Pour Martin, les signaux les plus importants ne sont ni le battage médiatique, ni le branding, ni la performance à court terme. Ce qui compte, c’est de savoir si les utilisateurs continuent à transacter, si des revenus existent et si le carnet d’ordres montre un véritable appétit acheteur plutôt qu’un soutien contrôlé.
« Si vous choisissez les gagnants à partir du graphique, vous allez acheter les pires », a-t-il dit. « Regardez les tuyaux, regardez plutôt le carnet d’ordres. »
Le retail n’est plus le principal moteur de volume
Martin indique également que les traders particuliers représentent une part décroissante du volume total du marché crypto. Selon lui, la majorité du turnover actuel est générée par des bots, des market makers, des systèmes d’arbitrage et d’autres stratégies programmatiques.

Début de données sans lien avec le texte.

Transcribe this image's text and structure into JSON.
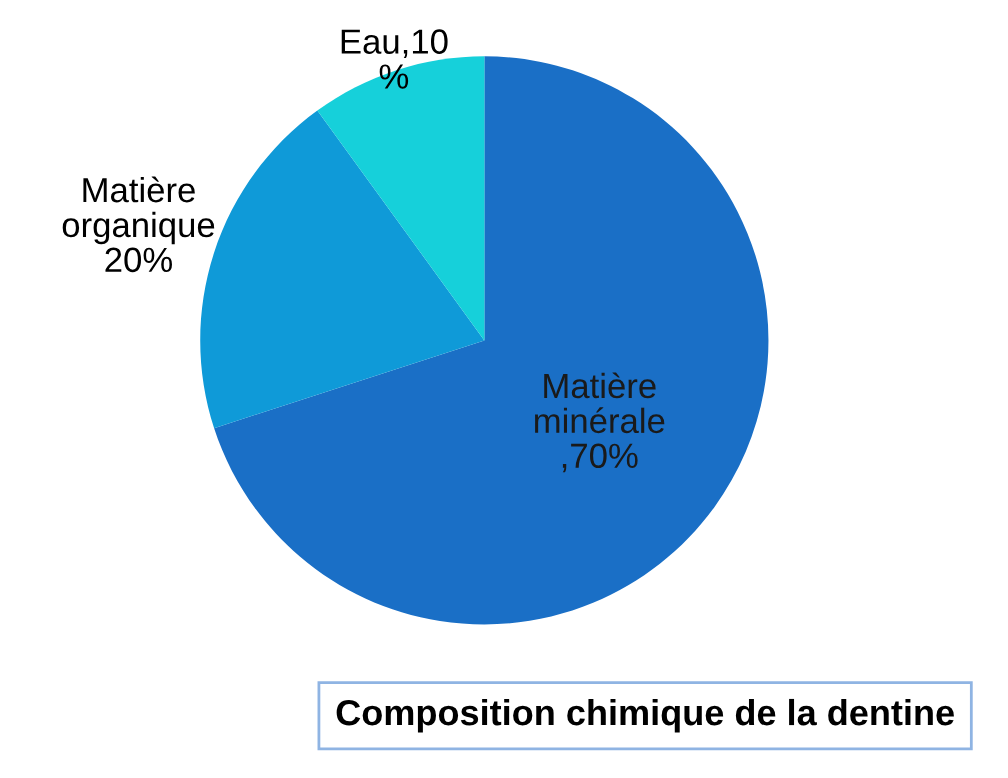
{
  "chart_data": {
    "type": "pie",
    "title": "Composition chimique de la dentine",
    "categories": [
      "Matière minérale",
      "Matière organique",
      "Eau"
    ],
    "values": [
      70,
      20,
      10
    ],
    "value_labels": [
      "\n,70%",
      "\n20%",
      ",10\n%"
    ],
    "colors": [
      "#1a6fc6",
      "#0f9ad8",
      "#16d0da"
    ]
  }
}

« La plupart du turnover provient de machines qui exécutent des stratégies sans émotion », explique-t-il. « Et la plupart de la douleur vient des humains. »
Ce basculement renforce son argument plus large. Si l’activité du marché crypto est de plus en plus pilotée par des machines, alors le fait que des agents d’IA deviennent des acteurs économiques n’est pas une idée lointaine. Cela pourrait être la prochaine étape d’un marché déjà dominé par l’exécution automatisée.
Martin souligne que les investisseurs particuliers souffrent toujours le plus lors des liquidations, car ils entrent en position de manière émotionnelle et sont souvent forcés de sortir par les systèmes de levier plus vite qu’ils ne peuvent réagir. Les bots ne paniquent pas, dit-il, mais les gens, si.
Au cours des 12 à 15 prochains mois, il s’attend à ce que les agents deviennent plus visibles en tant que participants économiques, achetant des services, transigeant et contribuant à l’activité de marché de manière moins émotionnelle et plus orientée vers l’utilité.
L’implication est significative pour les marchés crypto. Si les agents d’IA deviennent des acheteurs récurrents de services de calcul, d’accès et de règlement, le prochain grand cycle de demande pourrait ne pas ressembler aux rotations menées par le retail des années précédentes.
Il pourrait être plus discret, plus automatisé et davantage porté par l’infrastructure.
La question, souligne Martin, est de savoir quels projets construisent réellement pour ce futur et lesquels utilisent simplement l’IA comme dernière narrative de token.